In general, the efficiency of this algorithm is low, especially when the number of Cube dimensions is large.

Fast Build Algorithm (INMEM)

Also known as “By Segment” or “By Split” algorithm, this algorithm was introduced from 1.5.x. The main idea of this algorithm is that each Mapper calculates the data blocks allocated to it into a complete small Cube Segment (including all cuboids). Each Mapper output the calculated Cube segments to Reducer for merging, generating large Cube, which is the final result. This process is illustrated in the figure.

Compared with the old algorithm, the fast algorithm has two main differences:

  • Mapper uses memory to do pre-aggregation, to figure out all the combinations; Each Key output by Mapper is different. This reduces the amount of data output to Hadoop MapReduce and Combiner is no longer needed.
  • A round of MapReduce completes all levels of computation, reducing the allocation of Hadoop tasks.

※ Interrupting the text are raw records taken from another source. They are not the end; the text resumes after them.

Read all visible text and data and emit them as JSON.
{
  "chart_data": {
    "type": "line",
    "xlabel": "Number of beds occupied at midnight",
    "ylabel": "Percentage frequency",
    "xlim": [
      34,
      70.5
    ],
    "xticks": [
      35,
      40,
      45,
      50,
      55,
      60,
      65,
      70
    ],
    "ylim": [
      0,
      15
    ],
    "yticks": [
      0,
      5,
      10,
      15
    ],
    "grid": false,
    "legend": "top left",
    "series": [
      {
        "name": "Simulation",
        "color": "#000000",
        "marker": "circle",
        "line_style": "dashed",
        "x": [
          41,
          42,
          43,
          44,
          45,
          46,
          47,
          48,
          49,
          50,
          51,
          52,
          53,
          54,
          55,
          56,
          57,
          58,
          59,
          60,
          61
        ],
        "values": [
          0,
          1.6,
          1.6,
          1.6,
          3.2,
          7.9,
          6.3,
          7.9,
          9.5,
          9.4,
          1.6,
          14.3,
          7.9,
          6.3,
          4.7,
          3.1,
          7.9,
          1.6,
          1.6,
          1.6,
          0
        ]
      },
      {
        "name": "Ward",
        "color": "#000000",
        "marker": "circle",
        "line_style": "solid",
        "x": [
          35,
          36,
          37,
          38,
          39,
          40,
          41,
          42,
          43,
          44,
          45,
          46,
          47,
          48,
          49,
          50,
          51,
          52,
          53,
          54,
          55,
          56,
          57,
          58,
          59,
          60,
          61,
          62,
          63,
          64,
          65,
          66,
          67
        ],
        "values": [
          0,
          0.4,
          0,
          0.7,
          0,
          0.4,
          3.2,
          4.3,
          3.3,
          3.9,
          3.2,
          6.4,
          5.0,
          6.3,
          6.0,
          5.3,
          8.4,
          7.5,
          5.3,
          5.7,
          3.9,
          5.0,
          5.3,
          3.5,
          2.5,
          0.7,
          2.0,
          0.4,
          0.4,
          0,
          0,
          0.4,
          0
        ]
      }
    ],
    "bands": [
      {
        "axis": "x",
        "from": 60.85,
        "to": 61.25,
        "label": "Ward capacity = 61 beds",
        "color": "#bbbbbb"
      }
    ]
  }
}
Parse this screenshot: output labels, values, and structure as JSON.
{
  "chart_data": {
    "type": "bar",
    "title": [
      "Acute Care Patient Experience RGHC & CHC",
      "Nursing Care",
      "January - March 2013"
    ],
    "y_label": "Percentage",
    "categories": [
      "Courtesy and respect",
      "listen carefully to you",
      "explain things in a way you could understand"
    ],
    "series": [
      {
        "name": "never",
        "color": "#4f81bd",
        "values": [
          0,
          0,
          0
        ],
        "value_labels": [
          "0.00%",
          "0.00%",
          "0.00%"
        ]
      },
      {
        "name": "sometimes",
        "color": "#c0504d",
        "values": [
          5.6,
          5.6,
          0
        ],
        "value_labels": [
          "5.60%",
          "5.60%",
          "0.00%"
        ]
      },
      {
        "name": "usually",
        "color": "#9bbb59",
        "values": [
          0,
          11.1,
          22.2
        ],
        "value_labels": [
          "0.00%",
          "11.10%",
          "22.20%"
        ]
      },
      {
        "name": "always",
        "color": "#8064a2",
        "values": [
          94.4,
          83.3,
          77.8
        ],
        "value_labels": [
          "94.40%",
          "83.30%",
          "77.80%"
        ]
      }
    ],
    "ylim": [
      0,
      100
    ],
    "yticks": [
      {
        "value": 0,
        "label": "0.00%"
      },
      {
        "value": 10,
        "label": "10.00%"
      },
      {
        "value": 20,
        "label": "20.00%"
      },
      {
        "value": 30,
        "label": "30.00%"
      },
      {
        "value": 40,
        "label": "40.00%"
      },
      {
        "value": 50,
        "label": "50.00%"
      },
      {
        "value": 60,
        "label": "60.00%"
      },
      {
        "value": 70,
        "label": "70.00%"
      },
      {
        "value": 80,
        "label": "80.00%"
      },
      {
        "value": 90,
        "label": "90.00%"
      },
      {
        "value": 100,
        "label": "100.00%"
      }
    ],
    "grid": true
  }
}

Kylin Cube build optimization

Use Aggregation Groups

The Aggregation Group is a powerful pruning tool. You can define dimensions in any of the following ways. The relationship between dimensions is described as follows.

Mandatory dimensions

If a dimension is defined as a mandatory dimension, then each of the cuBoids generated by this grouping will contain that dimension. Each group can have zero, one, or more mandatory dimensions. Based on the business logic of this grouping, the relevant queries must be in the filtering or grouping conditions, so you can set the dimension to a mandatory dimension in that grouping.

Hierarchy

Each level contains two or more dimensions. Suppose a hierarchy contains D1, D2… Dn n dimensions, then in any Cuboid generated by this grouping, the n dimensions will only be represented by (), (D1), (D1, D2)… (D1, D2… Dn) occurs in one of these n+1 forms. There can be zero, one, or more levels in each grouping, and there should be no shared dimensions between different levels. According to the business logic of this grouping, multiple dimensions are directly hierarchical, so they can be set as hierarchical dimensions in this grouping.

Joint Dimensions

There are two or more dimensions in each union, and if some columns form a union, these union dimensions will either appear together or not at all in any CuBOIDS generated by that group. There can be zero or more unions in each group, but there should be no shared dimensions between different unions (otherwise they can be combined into a single union). If, according to the business logic of this grouping, multiple dimensions always appear together in the query, you can set these dimensions as federated dimensions in that grouping.

The Row Key optimization

Kylin arranges all the dimensions into a complete Rowkey, and sorts all the rows in the Cuboid in ascending order by the Rowkey. A well-designed Rowkey can filter and locate data query more effectively, reduce I/O times, improve query speed, and have a significant impact on query performance. The Row key design principles are as follows:

The dimensions that are used as filters come first

Dimensions with large cardinals precede those with small cardinals.

The cardinality here refers to the size of the distinct number. For example, in the figure below, dimension C has 6 categories and dimension D has 3 categories, so C comes before D

Concurrency granularity optimization

When the size of a Cuboid in the Segment exceeds a certain threshold, the system will fragment the data of the Cuboid into multiple partitions to realize the parallelization of Cuboid data reading and optimize Cube query speed. The specific implementation methods are as follows: The build engine determines how many partitions are required to store the Segment based on the estimated size of the Segment and the parameter Kylin.hbase.region. cut. If the storage engine is hbase, the number of partitions corresponds to the number of regions in hbase.

The default value of kellin.hbase.region. cut is 5.0 in GB, which means that the build engine will allocate 10 partitions to a Segment estimated to be 50GB. Users can also by setting the kylin. Hbase. Region. Count. Min (defaults to 1) and kylin. Hbase. Region. Count. Max (default is 500) two configuration to determine each Segment, or at least most is divided into how many partitions.